By Leni Reeves
Avoiding cult of personality has been a concern for the revolutionary government of Cuba. There are no statues of Fidel, no schools or hospitals named for him. This may possibly change now by sheer force of the Cuban people’s love for Fidel. The revolution that he led changed the world, in addition to changing Cuba. The complete story of the achievements and challenges of the Cuban Revolution would require encyclopedia-length treatment. The over-riding concepts of the revolution were and are national sovereignty and the social commitment. No foreign power would be permitted to control Cuba. Cuban people would have education, health care, safety, and reasonable living conditions, within the power of the government to create those conditions.
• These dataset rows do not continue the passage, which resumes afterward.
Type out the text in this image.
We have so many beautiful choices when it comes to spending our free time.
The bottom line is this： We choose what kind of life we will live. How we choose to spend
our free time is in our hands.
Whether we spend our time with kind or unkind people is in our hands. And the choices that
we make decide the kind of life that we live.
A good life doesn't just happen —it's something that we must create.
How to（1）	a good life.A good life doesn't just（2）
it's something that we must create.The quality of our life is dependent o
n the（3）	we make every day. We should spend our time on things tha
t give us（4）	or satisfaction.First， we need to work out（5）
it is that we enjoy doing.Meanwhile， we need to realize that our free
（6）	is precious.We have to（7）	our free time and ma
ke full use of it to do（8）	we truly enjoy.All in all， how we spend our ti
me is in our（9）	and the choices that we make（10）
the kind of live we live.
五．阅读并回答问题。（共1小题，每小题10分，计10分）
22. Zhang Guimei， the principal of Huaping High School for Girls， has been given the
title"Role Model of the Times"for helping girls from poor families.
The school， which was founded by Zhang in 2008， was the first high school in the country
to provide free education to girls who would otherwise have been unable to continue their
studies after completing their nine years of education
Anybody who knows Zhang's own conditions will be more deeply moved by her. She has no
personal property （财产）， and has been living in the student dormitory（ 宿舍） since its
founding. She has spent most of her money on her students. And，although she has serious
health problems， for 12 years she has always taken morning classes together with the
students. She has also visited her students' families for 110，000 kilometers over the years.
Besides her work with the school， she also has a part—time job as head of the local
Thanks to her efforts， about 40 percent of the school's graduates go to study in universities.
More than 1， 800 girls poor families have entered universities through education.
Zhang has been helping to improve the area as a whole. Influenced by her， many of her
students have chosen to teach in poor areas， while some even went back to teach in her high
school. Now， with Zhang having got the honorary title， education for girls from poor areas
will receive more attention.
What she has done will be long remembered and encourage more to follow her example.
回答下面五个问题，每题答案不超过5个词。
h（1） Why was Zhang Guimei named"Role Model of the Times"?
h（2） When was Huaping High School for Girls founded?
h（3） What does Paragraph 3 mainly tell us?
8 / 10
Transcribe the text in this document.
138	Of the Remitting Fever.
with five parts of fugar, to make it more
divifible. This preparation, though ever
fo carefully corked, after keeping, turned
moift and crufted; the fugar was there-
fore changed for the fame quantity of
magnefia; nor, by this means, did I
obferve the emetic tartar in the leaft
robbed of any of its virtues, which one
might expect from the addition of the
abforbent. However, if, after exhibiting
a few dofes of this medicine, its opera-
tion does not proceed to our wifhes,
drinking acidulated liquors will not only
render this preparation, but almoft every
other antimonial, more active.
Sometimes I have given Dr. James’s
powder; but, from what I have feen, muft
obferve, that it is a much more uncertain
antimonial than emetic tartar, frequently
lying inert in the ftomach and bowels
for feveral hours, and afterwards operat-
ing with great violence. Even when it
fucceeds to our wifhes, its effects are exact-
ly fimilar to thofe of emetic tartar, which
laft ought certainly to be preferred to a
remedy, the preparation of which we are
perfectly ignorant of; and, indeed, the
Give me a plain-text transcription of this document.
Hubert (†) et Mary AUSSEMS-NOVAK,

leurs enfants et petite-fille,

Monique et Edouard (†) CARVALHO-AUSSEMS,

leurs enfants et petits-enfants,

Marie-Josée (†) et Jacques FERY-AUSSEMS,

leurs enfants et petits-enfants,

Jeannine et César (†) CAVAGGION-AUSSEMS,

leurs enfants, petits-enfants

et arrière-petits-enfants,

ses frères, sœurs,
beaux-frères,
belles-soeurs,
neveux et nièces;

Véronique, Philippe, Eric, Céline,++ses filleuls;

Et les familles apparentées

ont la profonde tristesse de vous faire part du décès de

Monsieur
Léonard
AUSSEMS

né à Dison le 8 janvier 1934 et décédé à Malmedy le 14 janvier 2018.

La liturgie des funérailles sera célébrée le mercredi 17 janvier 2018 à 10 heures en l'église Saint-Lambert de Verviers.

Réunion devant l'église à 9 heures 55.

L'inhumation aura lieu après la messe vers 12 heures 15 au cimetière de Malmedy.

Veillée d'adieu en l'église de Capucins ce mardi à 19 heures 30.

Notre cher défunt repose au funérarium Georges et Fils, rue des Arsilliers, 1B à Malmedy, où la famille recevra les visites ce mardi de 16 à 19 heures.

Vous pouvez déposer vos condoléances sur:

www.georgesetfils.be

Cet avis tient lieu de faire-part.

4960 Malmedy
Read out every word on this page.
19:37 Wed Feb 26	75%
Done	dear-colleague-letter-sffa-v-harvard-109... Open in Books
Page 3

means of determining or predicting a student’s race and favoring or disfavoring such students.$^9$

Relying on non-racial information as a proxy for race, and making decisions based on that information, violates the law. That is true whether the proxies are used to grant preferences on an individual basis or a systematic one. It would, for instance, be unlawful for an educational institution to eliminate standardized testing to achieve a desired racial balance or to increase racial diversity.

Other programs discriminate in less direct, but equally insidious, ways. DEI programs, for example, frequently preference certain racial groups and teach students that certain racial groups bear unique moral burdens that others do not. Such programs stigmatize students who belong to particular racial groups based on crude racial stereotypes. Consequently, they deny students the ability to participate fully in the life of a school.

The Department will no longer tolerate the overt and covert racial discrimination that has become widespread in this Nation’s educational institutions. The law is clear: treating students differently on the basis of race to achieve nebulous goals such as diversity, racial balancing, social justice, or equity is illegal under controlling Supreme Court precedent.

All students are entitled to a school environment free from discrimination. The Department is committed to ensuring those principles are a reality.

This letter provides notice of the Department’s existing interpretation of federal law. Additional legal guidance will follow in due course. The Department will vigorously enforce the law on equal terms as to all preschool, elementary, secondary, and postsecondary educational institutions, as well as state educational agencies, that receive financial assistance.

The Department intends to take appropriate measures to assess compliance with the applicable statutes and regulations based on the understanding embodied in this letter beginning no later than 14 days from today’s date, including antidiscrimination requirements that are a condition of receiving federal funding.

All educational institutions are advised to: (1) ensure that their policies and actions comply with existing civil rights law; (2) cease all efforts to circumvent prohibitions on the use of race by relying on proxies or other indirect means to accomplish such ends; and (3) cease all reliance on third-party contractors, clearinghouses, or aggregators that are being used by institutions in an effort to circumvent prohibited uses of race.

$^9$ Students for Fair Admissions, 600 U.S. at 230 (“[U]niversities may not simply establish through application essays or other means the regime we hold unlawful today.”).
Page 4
Another major consideration is internationalism. Cuba will extend its help to other countries when it can. In the words of Nelson Mandela, paying tribute to the Cuban struggle against South African mercenaries in Angola:
“The crushing defeat of the racist army at Cuito Cuanavale was a victory for the whole of Africa!… Cuito Cuanavale has been a turning point in the struggle to free the continent and our country from the scourge of apartheid!” And “Cubans came to our continent as doctors, teachers, soldiers, agricultural experts, but never as colonizers. We shared the same trenches in the struggle against colonialism, underdevelopment, and apartheid. I will never forget this incomparable example of unselfish internationalism.” Cuban medical aid to other countries is legendary. Whether it is ordinary Cuban doctors in poor regions which would otherwise have no medical care, the Henry Reeve Brigade responding to epidemics and disasters, or the thousands of eyesight-restoring surgeries of Operación Milagro, the Cuban health worker serves poor people throughout the world…
Cuba has life expectancy comparable to that of the US; an infant mortality rate which is lower, a literacy rate which is higher, a percentage of citizens imprisoned which is far lower (the US a world leader in prisons). Since US propaganda has focused on human rights, it might be useful to point out that Cuba has had a death penalty moratorium since 2003 and all death penalty sentences have been commuted. Cuba has no child labor – none. Cuba legalized abortion in 1965, the first country in Latin America to do so by 30 years, and 8 years before the US Roe v Wade decision. Cuba was the first country in the world to sign the UN Convention on the Elimination of all Forms of Discrimination against Women.
Cuba does not permit the US to dictate its policies or its economy. This has resulted in implacable US hostility and an economic and financial blockade imposed by the US that has done its best to cripple the Cuban economy; certainly, it has cost Cuba an estimated 125,800 billion dollars, which is a lot of damage. Nevertheless, in Latin America particularly, other countries have seen Cuba as a leader and a beacon of independence, and have attempted also to use their resources primarily for their own citizens rather than allowing US and international corporate exploitation.
It wasn’t all Fidel. At every point, he has been supported by the Cuban people and their incredible capacity for resistance and struggle. But he was a political and military genius. Much of the revolutionary narrative has concentrated on the years 1953 to 1959. Fair enough. The victory of the Cuban revolution still seems to me to be some sort of miracle of history. Battles are dramatic reading. The construction of a new society seems to me to be even more difficult than victory in battle. Living a life dedicated to the details of education systems, health systems, economy, agriculture, public safety, childcare centers, programs for the elderly, and all the changes of a true revolution – women’s rights, elimination of racism, interpersonal cooperativeness, internationalism – all this seems to me to be most truly heroic. It could not have happened without him. Fidel lives, in the hearts of the Cuban people, in the smiles of those well-cared-for Cuban children, in the minds of revolutionaries everywhere in the world. The world was changed profoundly and for the better by Fidel’s having lived, a whole nation celebrated his 90th birthday, and sadly mourned his death. Lives don’t come much better than this.